En sefer moussar d'un goy il y a aussi le
Sefer Amidot d'Aristote (je dis goy malgré que certains soutiennent qu'il se soit converti en fin de parcours, ce qui m'a l'air totalement farfelu même si de grands tsadikim ont cru en cette fable) traduit et imprimé à
Lemberg en 1877 par
Moshé Schulbaum.
Le très fameux
'Hovot Alevavot, bien que n'étant pas une traduction de livres d'auteurs non-juifs, il en est néanmoins fortement inspiré (d'auteurs arabes).
Il y a aussi le
Tsema'h Tsadik de
Rabbi Yehouda Arié de Modène (l'auteur du commentaire
Aboné sur le Ein Yaakov) qui n'est en fait qu'une traduction de
Fior di Virtù (la Fleur de la vertu) du moine
Thomas!
Les références au
Nouveau Testament ont été remplacées par des sources similaires parmi les
divrei 'hazal, le tout traduit en hébreu, imprimé à
Venise en 1600 et présenté comme sefer moussar.
(Ce livre a été réimprimé en
1899 à New York avec indications et références des sources par
Yaakov Druckerman, décédé à 52 ans juste avant la parution de ce livre sur lequel il avait travaillé.)
La page de garde laisse entendre que
Rabbi Y.A. en est l'auteur, mais il écrit lui-même dans
'Hayei Yehouda (p.42) qu'il n'en est que le traducteur.
Bon, je constate qu'une fois de plus je m'égare et sors totalement du sujet, je m'arrête donc là.
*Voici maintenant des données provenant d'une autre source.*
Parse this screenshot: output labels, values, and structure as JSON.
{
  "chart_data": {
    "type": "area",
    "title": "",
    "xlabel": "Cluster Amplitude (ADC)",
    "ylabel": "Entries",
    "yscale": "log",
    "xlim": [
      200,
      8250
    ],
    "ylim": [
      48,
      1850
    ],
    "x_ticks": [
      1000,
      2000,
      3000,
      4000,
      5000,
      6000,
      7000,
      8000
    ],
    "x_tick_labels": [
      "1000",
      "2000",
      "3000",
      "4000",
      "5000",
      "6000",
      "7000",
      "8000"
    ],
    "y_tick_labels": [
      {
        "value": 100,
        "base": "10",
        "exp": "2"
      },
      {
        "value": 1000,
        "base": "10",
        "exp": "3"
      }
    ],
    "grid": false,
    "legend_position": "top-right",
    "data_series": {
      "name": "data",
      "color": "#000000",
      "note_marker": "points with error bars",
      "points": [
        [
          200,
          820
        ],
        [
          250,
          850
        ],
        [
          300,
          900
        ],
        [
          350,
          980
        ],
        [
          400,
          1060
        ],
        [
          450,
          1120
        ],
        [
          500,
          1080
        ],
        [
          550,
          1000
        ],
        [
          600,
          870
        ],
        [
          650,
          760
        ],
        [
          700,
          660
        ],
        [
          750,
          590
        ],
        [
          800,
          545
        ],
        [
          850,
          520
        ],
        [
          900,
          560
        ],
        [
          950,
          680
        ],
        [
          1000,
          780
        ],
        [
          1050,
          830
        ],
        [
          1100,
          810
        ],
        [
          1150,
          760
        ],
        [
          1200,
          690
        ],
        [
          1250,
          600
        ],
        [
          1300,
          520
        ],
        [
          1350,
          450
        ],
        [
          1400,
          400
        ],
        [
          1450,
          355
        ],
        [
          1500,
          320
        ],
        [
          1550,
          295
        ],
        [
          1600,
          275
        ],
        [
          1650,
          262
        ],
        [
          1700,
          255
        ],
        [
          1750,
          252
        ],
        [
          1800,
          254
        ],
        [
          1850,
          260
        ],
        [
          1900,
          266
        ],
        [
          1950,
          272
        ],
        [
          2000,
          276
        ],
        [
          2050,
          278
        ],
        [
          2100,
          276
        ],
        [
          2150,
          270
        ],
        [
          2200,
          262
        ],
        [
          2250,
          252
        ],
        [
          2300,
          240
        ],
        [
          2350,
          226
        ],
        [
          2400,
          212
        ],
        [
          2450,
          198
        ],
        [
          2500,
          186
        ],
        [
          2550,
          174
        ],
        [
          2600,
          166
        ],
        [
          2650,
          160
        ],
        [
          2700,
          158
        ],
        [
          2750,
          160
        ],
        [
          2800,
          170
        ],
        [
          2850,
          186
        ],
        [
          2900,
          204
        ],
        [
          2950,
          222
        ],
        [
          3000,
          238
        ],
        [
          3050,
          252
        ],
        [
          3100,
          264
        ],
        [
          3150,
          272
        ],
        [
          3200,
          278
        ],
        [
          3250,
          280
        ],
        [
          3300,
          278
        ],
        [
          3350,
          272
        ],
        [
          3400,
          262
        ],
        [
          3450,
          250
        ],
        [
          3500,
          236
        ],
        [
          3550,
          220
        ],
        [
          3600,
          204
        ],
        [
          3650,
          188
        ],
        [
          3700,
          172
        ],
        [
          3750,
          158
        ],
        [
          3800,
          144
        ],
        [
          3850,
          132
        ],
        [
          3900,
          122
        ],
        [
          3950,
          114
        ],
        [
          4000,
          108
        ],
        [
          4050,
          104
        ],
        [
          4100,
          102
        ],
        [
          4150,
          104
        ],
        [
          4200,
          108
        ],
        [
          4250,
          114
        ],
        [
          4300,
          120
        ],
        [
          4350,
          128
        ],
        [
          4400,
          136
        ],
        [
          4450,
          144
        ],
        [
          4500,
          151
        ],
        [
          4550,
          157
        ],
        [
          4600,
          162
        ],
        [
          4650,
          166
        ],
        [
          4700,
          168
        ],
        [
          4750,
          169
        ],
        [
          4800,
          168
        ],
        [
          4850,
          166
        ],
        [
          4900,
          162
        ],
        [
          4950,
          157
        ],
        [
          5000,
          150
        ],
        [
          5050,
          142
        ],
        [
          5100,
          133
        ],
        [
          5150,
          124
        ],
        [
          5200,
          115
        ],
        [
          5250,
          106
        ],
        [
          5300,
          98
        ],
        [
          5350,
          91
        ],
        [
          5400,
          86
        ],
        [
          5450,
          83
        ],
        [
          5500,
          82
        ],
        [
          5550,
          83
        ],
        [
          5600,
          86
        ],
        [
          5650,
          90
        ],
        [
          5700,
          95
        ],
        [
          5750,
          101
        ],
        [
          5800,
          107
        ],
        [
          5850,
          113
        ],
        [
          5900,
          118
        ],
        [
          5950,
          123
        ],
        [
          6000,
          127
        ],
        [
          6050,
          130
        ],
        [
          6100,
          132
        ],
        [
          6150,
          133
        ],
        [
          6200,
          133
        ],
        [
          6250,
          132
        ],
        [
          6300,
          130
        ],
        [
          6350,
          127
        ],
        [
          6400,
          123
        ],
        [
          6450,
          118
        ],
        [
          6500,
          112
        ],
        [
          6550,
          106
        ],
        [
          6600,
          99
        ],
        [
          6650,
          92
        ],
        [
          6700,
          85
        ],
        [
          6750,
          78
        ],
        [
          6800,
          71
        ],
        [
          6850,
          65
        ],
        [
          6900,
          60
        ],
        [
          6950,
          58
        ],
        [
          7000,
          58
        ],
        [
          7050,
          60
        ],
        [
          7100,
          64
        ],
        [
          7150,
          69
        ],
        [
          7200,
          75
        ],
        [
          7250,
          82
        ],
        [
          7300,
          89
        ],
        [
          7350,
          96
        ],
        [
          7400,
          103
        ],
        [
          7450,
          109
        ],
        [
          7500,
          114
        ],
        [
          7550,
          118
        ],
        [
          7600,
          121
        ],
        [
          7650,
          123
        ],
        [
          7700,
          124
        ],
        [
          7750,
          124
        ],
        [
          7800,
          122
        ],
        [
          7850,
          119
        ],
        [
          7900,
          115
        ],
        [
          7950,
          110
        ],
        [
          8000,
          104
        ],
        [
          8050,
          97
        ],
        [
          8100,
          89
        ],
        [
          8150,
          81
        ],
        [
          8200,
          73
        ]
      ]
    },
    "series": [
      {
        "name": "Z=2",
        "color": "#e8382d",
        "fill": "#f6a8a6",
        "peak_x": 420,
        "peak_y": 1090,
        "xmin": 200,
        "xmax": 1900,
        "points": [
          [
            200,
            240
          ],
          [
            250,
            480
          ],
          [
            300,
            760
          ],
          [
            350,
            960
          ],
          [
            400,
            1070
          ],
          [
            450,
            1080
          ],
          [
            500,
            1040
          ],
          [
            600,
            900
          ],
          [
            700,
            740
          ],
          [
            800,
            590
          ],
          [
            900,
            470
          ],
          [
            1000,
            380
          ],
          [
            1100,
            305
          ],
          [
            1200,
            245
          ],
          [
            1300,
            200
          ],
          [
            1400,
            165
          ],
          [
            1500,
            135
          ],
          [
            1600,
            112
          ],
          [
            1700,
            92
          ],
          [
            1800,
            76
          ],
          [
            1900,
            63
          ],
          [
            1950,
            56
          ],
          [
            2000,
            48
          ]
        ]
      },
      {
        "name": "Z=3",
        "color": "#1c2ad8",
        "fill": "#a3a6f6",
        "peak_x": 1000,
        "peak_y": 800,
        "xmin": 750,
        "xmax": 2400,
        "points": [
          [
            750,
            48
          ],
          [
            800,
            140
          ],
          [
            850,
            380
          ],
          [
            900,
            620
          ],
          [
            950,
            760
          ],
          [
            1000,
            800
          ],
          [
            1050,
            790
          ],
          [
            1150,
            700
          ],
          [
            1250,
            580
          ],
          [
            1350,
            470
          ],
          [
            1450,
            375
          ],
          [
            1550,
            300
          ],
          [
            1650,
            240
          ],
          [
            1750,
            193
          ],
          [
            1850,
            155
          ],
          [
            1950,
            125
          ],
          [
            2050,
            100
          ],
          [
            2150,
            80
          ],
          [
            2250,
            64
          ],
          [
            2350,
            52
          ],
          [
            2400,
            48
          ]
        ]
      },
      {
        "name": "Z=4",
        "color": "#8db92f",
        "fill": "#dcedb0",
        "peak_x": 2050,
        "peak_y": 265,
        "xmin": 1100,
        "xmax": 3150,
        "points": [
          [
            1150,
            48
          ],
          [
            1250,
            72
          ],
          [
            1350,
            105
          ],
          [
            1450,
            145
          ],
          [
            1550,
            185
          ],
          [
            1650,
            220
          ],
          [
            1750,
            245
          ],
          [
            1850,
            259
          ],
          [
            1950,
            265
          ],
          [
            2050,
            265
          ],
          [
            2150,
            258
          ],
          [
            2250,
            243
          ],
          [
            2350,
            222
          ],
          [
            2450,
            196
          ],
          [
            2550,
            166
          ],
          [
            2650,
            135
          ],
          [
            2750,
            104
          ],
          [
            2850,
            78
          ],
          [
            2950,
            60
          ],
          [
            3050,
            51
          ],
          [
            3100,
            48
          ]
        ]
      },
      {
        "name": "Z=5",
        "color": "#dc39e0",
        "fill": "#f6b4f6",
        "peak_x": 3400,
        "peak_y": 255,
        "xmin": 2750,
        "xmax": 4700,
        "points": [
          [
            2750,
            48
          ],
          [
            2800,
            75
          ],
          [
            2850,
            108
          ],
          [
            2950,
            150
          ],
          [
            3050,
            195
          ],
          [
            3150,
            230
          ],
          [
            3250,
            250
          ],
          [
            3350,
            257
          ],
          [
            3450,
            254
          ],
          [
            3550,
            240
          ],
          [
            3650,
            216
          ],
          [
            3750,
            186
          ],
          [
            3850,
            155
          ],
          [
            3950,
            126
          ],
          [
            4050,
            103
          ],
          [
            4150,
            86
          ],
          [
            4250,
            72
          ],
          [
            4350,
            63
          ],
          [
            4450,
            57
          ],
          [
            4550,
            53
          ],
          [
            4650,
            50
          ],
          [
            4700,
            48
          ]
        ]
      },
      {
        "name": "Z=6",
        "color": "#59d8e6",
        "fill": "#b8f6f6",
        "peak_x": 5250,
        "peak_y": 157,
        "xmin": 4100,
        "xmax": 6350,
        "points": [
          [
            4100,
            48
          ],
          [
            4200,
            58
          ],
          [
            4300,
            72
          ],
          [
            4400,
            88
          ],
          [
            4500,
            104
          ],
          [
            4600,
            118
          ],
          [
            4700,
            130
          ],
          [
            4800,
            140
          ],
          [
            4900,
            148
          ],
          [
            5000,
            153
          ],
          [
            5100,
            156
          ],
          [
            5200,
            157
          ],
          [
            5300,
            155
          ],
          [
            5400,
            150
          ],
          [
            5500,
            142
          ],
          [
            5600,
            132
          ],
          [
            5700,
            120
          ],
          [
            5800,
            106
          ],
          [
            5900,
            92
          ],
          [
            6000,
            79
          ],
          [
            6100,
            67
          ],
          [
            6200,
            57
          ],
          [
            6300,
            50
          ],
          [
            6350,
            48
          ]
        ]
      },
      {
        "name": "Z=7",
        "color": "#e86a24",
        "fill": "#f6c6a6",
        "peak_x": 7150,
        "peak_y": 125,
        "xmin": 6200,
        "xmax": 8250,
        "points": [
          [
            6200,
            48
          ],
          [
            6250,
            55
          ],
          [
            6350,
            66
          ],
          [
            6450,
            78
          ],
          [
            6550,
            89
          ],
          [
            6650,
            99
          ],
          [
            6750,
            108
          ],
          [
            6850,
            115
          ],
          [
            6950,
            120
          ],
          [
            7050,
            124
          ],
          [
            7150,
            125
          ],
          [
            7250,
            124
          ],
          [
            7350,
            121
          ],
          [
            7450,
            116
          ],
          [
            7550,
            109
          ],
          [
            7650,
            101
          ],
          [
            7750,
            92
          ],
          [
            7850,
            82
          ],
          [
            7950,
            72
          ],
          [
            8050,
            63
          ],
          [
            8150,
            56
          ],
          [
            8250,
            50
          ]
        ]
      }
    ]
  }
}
Il y a encore d'autres sfarim qui se basent sur des enseignements de non-juifs, voir encore tout ce qu'écrit
rabbi Azaria dei Rossi dans son
Meor Enayim ('helek Imrei Bina §2) pour se justifier d'avoir cité tant de non-juifs (faut dire qu'il ne radine pas, il doit en citer une bonne centaine en tout !).
Je conclus donc en conseillant de lire en ces moments condamnés:
- de l'Histoire (en chapitres courts)
- un dictionnaire
- des revues scientifiques
- et éventuellement du moussar dépourvu de maamarei 'hazal.
J'ajoute encore que ceci était pour répondre à la question "que lire", mais l'on peut aussi mettre à profit ces moments de "bedidout" (comme on dit à
Novhardok) pour faire un petit 'heshbon anéfesh (introspection).
PS: je ne me relis pas, sorry pour les fautes et je prie le lecteur offusqué par ma critique du livre de
Benjamin Franklin (avec amlatsa de
rav Israel Salanter) ou du
Pa'had Its'hak, de bien noter que je n'entends nullement imposer mon opinion.
Je ne fais que la partager avec ceux qui y seraient sensibles (positivement), mais je respecte les fans du
Pa'had Its'hak qui trouvent qu'il ne comporte pas un seul mot superflu et que chaque phrase est pesée et construite avec sagesse.